Environnement – L’Afrique au banc d’essai : au Bénin, Sandra Idossou milite pour l’interdiction des sacs plastique
Face à la prolifération des sacs plastique en Afrique, la Béninoise Sandra Idossou mène une campagne pour tenter de les interdire dans son pays et continue à appeler le gouvernement à faire appliquer la loi.
Développement et défense de l’environnement : où en est l’Afrique ?
Notre continent fait désormais partie intégrante du mouvement planétaire visant à imposer un modèle de développement plus propre et plus vertueux. Quels sont ses atouts ? Et ses faiblesses ?
En mai 2019, la Tanzanie est devenue le 34e pays africain à bannir l’usage des sacs en plastique à usage unique. Utilisés puis jetés, les sacs jonchent les rues et les terres agricoles, polluent les rivières, empoisonnent le bétail. Non recyclables, ils sont souvent brûlés, ce qui libère dans l’atmosphère carbone, dioxines, mercure et autres perturbateurs endocriniens variés.
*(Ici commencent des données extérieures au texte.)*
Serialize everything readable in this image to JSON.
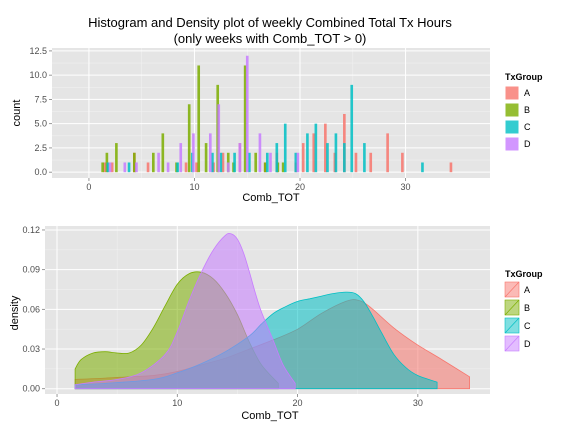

Malgré ces dangers identifiés, les campagnes d’interdiction découlent souvent d’initiatives individuelles, à l’instar de celle du Kényan James Wakibia, qui a bataillé sur Twitter avant d’obtenir gain de cause dans son pays. Rencontre avec Sandra Idossou, qui mène le même combat au Bénin.
Chaque ménage béninois utilise au moins dix sacs plastique par jour
Jeune Afrique : Pourquoi avoir choisi le problème des sacs plastique en particulier ?
Sandra Idossou : J’ai longtemps travaillé hors du pays et quand je suis revenue, je me suis retrouvée cernée par les sachets plastique. Chaque ménage béninois en utilise au moins dix par jour. Et nous sommes 11 millions… On les jette après usage, et ça détruit les sols.
Conséquence : il faut utiliser de plus en plus d’engrais chimiques. Nos lagunes et nos cours d’eau en sont infestés. Ensuite, quand il y a des inondations, les gens ne comprennent pas pourquoi les égouts débordent. Mais le pire, ce sont les enfants qui mangent des plats chauds dans ces sachets. Je ne suis pas médecin, mais il semble évident que c’est problématique.
Vous comparez souvent votre pays au Rwanda, où vous avez vécu. Pourquoi ?
J’ai vu à Kigali que les populations ont une responsabilité dans la préservation de leur environnement. Le Rwanda, c’est l’exemple d’un pays où les gens comprennent qu’ils peuvent agir pour l’environnement. Que cette compréhension soit naturelle ou contrainte, ça, je ne sais pas. Mais le résultat est là : les gens prennent les choses en main, alors que souvent en Afrique on se contente de se poser et de dire « c’est aux autorités de s’en occuper ».
Les gens sont très forts pour parler, mais quand il faut agir, ça se complique toujours. C’est très frustrant
Mais les choses bougent au Bénin. Une loi a été adoptée. Où est le problème ?
Le problème, c’est que la loi prévoyait une période de transition de six mois, qu’on en est maintenant à dix-huit mois et qu’on continue à nous dire « ça va se faire ». Les gens sont très forts pour parler, mais quand il faut agir, ça se complique toujours. C’est très frustrant. La loi prévoit des mesures répressives contre ceux qui importent ou qui distribuent des sachets plastique. On continue pourtant à voir des cargaisons qui arrivent au port de Cotonou ou des camions de sachets qui entrent par le Nigeria. Je continue donc à appeler le gouvernement à faire appliquer la loi.
Vous ne faites pas qu’interpeller les autorités, vous agissez aussi…
Oui, nous avons mis en place les Eco Running : on court ou on marche et, surtout, on ramasse les déchets. On a commencé à 70, maintenant on est jusqu’à 600 et on récolte une tonne de détritus en une heure. Mais tout cela est bénévole. Or mener ce genre d’action quand vous n’avez pas de revenus, c’est un luxe.
Vous avez trouvé une solution à ce problème ?
Notre association commence à recycler les déchets. On en fait des pots de fleurs, des bancs. Cela crée quelques emplois. J’avoue que j’ai mis un peu de temps à comprendre qu’il fallait mettre cet aspect-là en avant, expliquer qu’on crée aussi de la valeur. Au départ, on était très idéalistes, on parlait de la défense de l’environnement, du futur de nos enfants. J’ai fini par comprendre que ça ne suffisait pas.